La presenza delle Figlie della Carità si diffuse in tutta
la città di Torino, specialmente nei quartieri più
poveri.
Case di ringhiera del centro storico
La loro presenza nella vita cittadina era diventata così
preziosa e stimata, che a partire all'incirca dalla metà
del XIX secolo, si diffuse in Torino una canzone popolare in dialetto,
che descriveva la loro opera e il loro abbigliamento:
Le
suore di San Salvario
Sono tante farfalle
Portano
un gran rosario Forbici e grembiulone
Le suore
di San Salvario
Sono tante farfalle
Dal cuore straordinario
Per tutti i poveracci
Le suore
di San Salvario
Sono tante farfalle
Sono sorelle e madri
Negli ospedali e nelle carceri
Le suore
di San Salvario
Sono tante farfalle
Ma hanno così poco salario
Che si nutrono di devozione
L'umorismo con cui sono descritte le "cappellone"

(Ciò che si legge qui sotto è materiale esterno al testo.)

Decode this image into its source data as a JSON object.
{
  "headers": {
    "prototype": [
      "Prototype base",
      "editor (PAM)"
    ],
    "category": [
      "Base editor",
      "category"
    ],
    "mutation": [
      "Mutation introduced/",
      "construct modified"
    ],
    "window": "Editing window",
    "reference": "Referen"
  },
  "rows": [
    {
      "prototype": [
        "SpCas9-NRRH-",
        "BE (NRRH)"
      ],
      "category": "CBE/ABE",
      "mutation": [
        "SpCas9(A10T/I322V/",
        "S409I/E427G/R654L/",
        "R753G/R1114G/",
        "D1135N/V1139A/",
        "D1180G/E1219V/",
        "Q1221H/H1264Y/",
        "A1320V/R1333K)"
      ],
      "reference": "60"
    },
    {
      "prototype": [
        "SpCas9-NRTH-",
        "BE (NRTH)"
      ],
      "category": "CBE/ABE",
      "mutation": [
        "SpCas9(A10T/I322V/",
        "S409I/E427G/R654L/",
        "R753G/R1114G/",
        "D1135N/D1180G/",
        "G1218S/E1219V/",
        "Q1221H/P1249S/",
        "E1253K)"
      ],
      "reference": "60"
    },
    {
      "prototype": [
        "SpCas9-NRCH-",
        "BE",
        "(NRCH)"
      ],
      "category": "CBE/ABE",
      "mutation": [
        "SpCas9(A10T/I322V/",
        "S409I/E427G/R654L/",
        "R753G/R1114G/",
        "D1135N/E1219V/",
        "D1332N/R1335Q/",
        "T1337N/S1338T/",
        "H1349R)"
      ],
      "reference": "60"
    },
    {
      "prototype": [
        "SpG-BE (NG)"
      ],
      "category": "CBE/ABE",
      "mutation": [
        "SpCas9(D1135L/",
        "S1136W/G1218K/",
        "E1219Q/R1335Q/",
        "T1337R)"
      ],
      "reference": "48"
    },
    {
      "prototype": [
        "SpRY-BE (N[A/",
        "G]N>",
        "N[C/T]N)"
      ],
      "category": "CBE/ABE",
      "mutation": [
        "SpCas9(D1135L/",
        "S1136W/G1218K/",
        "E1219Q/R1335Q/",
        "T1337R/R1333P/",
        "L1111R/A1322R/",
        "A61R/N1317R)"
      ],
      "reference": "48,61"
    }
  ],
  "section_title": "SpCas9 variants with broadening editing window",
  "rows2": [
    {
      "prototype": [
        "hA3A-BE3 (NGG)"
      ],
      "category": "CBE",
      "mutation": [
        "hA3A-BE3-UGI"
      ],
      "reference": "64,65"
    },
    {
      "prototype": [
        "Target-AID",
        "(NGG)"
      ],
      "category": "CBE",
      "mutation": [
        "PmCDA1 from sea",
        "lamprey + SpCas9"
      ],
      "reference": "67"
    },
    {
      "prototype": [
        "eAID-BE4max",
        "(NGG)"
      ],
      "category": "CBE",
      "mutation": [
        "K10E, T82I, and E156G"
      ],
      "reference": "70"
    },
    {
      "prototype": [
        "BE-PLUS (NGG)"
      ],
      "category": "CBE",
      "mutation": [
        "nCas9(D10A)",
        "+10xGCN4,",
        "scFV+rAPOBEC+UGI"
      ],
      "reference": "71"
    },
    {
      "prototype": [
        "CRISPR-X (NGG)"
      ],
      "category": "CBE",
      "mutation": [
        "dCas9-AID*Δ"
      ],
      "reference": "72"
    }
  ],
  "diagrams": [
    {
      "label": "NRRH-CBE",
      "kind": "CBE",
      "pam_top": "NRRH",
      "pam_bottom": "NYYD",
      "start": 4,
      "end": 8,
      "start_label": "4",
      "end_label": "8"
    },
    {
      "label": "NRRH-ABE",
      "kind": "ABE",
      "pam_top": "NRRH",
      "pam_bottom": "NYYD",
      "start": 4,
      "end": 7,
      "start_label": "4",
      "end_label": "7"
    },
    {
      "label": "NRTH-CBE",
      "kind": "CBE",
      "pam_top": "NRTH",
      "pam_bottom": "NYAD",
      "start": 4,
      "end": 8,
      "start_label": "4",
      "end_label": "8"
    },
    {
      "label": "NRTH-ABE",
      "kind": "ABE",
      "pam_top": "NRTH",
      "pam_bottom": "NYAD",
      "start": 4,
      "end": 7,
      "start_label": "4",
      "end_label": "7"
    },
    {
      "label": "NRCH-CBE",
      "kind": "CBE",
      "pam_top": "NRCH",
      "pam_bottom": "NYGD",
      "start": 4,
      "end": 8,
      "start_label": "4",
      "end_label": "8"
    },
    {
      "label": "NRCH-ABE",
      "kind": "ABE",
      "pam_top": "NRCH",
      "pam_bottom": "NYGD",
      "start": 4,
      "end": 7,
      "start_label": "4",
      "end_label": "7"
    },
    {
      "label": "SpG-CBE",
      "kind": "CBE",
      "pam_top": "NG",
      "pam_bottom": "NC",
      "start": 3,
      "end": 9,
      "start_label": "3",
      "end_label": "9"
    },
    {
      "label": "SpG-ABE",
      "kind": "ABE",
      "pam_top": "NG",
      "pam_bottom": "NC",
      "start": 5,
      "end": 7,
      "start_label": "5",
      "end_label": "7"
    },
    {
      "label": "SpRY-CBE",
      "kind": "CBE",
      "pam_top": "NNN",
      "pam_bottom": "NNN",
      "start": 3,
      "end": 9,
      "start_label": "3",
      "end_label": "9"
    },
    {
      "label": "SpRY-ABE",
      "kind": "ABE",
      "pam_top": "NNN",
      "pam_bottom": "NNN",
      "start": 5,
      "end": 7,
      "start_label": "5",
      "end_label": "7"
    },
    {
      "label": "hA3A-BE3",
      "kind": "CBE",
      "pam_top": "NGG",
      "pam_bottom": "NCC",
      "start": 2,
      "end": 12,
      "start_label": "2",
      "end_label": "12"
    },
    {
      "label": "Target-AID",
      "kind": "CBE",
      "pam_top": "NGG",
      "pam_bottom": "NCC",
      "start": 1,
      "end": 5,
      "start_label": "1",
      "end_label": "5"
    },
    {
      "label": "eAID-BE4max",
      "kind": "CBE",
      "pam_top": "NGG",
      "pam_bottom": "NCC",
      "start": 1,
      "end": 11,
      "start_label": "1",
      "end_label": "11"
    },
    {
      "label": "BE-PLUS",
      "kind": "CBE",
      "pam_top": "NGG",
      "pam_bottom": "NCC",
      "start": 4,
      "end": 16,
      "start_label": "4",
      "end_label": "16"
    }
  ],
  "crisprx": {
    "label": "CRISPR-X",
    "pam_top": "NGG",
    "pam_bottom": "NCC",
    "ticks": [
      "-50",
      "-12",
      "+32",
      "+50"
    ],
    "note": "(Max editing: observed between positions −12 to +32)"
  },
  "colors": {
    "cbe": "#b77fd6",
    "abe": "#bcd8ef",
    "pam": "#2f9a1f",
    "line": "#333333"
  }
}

tradisce in realtà la riconoscenza e l'amore dei torinesi.
Nel 1973 venne ristrutturata ancora la Cappella, con la costruzione
di un nuovo altare. Nel 1978, suor Giovanna Beltrando divenne Visitatrice della Provincia. Le seguirono suor Alessandra Ricardi, nel 1987; suor Rita Ferri, nel 1996 e, dal 2003, l'attuale Visitatrice, suor Maria Pia Bertaglia.